Belum lagi trend penggunaan make Up yang kadang berlebihan dan tidak pada tempatnya. Padahal cantik karena make Up atau kesan seksi karena rekayasa bentuk tubuh, sejatinya dilandasi perasaan kurang dalam diri sendiri.  Apalagi jika di lihat dari sudut pandang laki-laki, akan terlihat bahwa frasa “cantik” sangat bersifat subyektif tergantung selera masing-masing.

Selain itu, kekhawatiran wanita akan penampilan kadang bisa berdampak negatif bagi kesehatan.

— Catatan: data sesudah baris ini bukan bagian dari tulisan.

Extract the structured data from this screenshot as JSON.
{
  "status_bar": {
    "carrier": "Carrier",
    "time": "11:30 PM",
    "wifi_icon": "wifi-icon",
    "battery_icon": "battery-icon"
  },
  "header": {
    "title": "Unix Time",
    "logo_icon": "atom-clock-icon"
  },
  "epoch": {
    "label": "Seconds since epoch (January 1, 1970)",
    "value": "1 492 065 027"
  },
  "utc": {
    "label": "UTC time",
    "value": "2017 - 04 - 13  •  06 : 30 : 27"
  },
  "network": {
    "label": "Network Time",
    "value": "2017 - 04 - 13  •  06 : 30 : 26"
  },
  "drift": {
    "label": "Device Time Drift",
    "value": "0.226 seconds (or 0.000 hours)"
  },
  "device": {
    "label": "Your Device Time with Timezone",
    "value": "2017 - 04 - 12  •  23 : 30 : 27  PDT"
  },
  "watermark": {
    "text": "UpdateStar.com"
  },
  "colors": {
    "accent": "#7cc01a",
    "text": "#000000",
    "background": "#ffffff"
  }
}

Seperti penggunaan obat pelangsing yang tidak terstandar, penggunaan krim pemutih yang memiliki kandungan zat berbahaya,  jatuh sakit akibat diet dan olahraga berlebihan, atau kerusakan muka akibat operasi plastik yang gagal.

Padahal jika kita kembali pada pemahaman bahwa persepsi “cantik dan seksi” itu bersifat relatif, seharusnya hal itu bukan menjadi tolak ukur yang utama dalam pembentukan kepercayaan diri. Dibutuhkan sikap menghargai tubuh sendiri, percaya, menerima dan menjadi diri sendiri apa adanya.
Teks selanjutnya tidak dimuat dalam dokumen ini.